If you want security to data to function the same way in Cognos BI as in TM1 then yes certainly you need mode 5, but not necessarily. In Cognos BI security is defined at the granularity of the report. If you work on traditional basis in BI of securing on the basis of the report and assume everyone with access to the report can see all data in the report then there's another way as the FM package feeding the report can be set up with a fixed user credentials. If you have 2 separate groups of users between BI and TM1 then this could work. Obviously though you still have to maintain the groups for the Cognos BI report access in CAM.

[tm123]

so if we switch to IntegratedSecurityMode = 5, then we will have to rely on Cognos BI Groups, right? So we cannot automate the group creation in TM1. That sucks since we have an automated security maintenance process, our TM1 admin enters users and groups in an external access database and them we have a TI process that pulls that access database into TM1, and assign the access privileges to each cube / dimension / dimension element or cube cell.

I really want to stay on IntegratedSecurityMode = 2 or IntegratedSecurityMode = 3 ( this is what we have actually )

[tomok]

so if we switch to IntegratedSecurityMode = 5, then we will have to rely on Cognos BI Groups, right?

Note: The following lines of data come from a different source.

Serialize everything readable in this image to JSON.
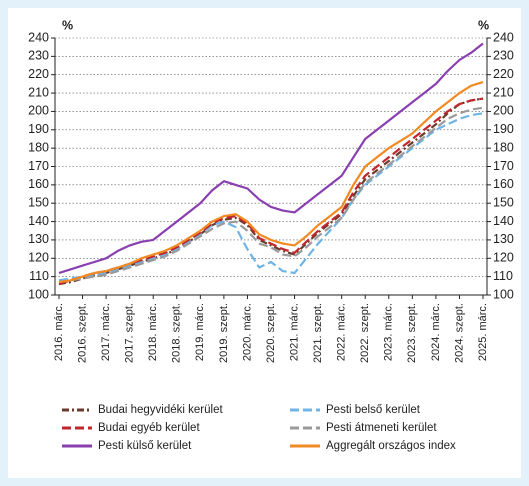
{
  "chart_data": {
    "type": "line",
    "y_label": "%",
    "y2_label": "%",
    "categories": [
      "2016. márc.",
      null,
      "2016. szept.",
      null,
      "2017. márc.",
      null,
      "2017. szept.",
      null,
      "2018. márc.",
      null,
      "2018. szept.",
      null,
      "2019. márc.",
      null,
      "2019. szept.",
      null,
      "2020. márc.",
      null,
      "2020. szept.",
      null,
      "2021. márc.",
      null,
      "2021. szept.",
      null,
      "2022. márc.",
      null,
      "2022. szept.",
      null,
      "2023. márc.",
      null,
      "2023. szept.",
      null,
      "2024. márc.",
      null,
      "2024. szept.",
      null,
      "2025. márc."
    ],
    "ylim": [
      100,
      240
    ],
    "yticks": [
      100,
      110,
      120,
      130,
      140,
      150,
      160,
      170,
      180,
      190,
      200,
      210,
      220,
      230,
      240
    ],
    "y2lim": [
      100,
      240
    ],
    "y2ticks": [
      100,
      110,
      120,
      130,
      140,
      150,
      160,
      170,
      180,
      190,
      200,
      210,
      220,
      230,
      240
    ],
    "grid": true,
    "series": [
      {
        "name": "Budai hegyvidéki kerület",
        "color": "#6b3a2a",
        "style": "dashdot",
        "values": [
          106,
          107,
          109,
          111,
          112,
          114,
          116,
          118,
          120,
          122,
          125,
          129,
          133,
          138,
          141,
          142,
          138,
          130,
          127,
          124,
          122,
          128,
          134,
          139,
          144,
          154,
          163,
          168,
          173,
          178,
          183,
          188,
          193,
          199,
          204,
          206,
          207
        ]
      },
      {
        "name": "Pesti belső kerület",
        "color": "#6fb4e6",
        "style": "dash",
        "values": [
          108,
          109,
          110,
          111,
          112,
          114,
          116,
          118,
          120,
          122,
          125,
          129,
          133,
          138,
          140,
          137,
          125,
          115,
          118,
          113,
          112,
          120,
          128,
          135,
          142,
          152,
          160,
          165,
          170,
          175,
          180,
          185,
          190,
          193,
          196,
          198,
          199
        ]
      },
      {
        "name": "Budai egyéb kerület",
        "color": "#c0272d",
        "style": "dash",
        "values": [
          106,
          108,
          110,
          112,
          113,
          115,
          117,
          119,
          121,
          123,
          126,
          130,
          134,
          139,
          142,
          143,
          139,
          131,
          128,
          125,
          123,
          129,
          135,
          140,
          145,
          156,
          165,
          170,
          175,
          180,
          185,
          190,
          195,
          200,
          204,
          206,
          207
        ]
      },
      {
        "name": "Pesti átmeneti kerület",
        "color": "#9a9a9a",
        "style": "dash",
        "values": [
          107,
          108,
          109,
          110,
          111,
          113,
          115,
          117,
          119,
          121,
          124,
          128,
          132,
          136,
          139,
          140,
          135,
          128,
          126,
          122,
          121,
          126,
          132,
          137,
          142,
          152,
          161,
          166,
          171,
          176,
          181,
          186,
          191,
          196,
          199,
          201,
          202
        ]
      },
      {
        "name": "Pesti külső kerület",
        "color": "#8a3fb0",
        "style": "solid",
        "values": [
          112,
          114,
          116,
          118,
          120,
          124,
          127,
          129,
          130,
          135,
          140,
          145,
          150,
          157,
          162,
          160,
          158,
          152,
          148,
          146,
          145,
          150,
          155,
          160,
          165,
          175,
          185,
          190,
          195,
          200,
          205,
          210,
          215,
          222,
          228,
          232,
          237
        ]
      },
      {
        "name": "Aggregált országos index",
        "color": "#f28a22",
        "style": "solid",
        "values": [
          107,
          108,
          110,
          112,
          113,
          115,
          117,
          120,
          122,
          124,
          127,
          131,
          135,
          140,
          143,
          144,
          140,
          133,
          130,
          128,
          127,
          132,
          138,
          143,
          148,
          160,
          170,
          175,
          180,
          184,
          188,
          194,
          200,
          205,
          210,
          214,
          216
        ]
      }
    ]
  }
}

No. I did an implementation last year where the client had to use CAM security per their IT group but we didn't want to maintain the TM1 security there. So, we created one group in CAM (and let that group propagate to TM1) to hold everyone and had everyone automatically be in that group the first time they logged into CAM. Then we created all separate groups in TM1 and assigned the CAM IDs of users to those groups. The drawback is CAM can't manage those groups so every time a new user appears in TM1, through CAM, you have to do your assignments in TM1. You can do those manually, with a TI, or through rules, just like stand-alone TM1 security.

[tm123]

Thanks guys,

I have one more question. In our dimensions we have lots of subsets, some of them static, some of them dynamic ( by dynamic I don't mean MDX subsets, but MDX subsets converted to Static subsets and they get refreshed daily or on demand )

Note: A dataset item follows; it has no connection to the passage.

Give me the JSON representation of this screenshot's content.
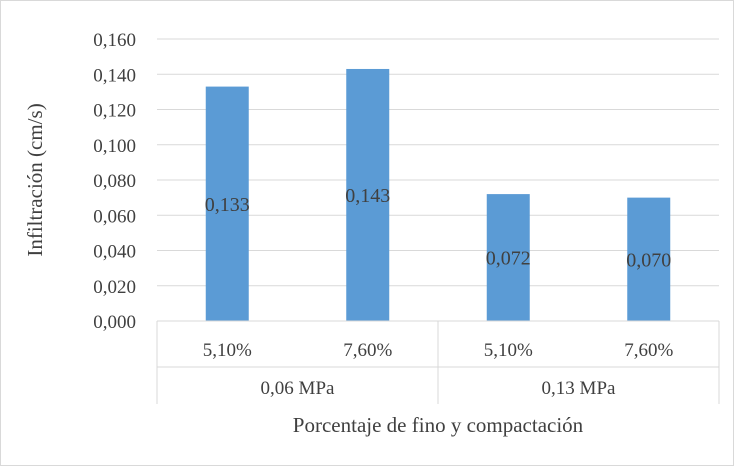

Is there any way to expose these subsets in BI? I created a package in Framework Manager and I opened that package in Report STudio but I don't see any subsets in there

Thanks

[lotsaram]

Is there any way to expose these subsets in BI? I created a package in Framework Manager and I opened that package in Report STudio but I don't see any subsets in there

No. Despite Cognos acquiring TM1 in 2008 Cognos BI remains unaware of the existence of subsets. For all the BI studios subsets simply do not exist.

What Cognos BI does understand is dimension structure so you have to use that.

When I'm designing a TM1 model to be used with report studio or active reports or whatever I get around this by creating a Rollup called "BI Reporting Subsets" which has children named Sub then then the subset name of whatever public subsets have been marked as relevant for BI reporting in that dimension. Each "subset" is then copied to the hierarchy as a flat list. TI runs overnight to keep all these hierarchies up to date and add any new ones.

This is then really helpful for automating reporting and making the report developer more productive as rather than by hand hunt and peck to list elements for a report all that is needed is to pick the "subset" rollup and element.children MDX takes care of generating the rows or columns.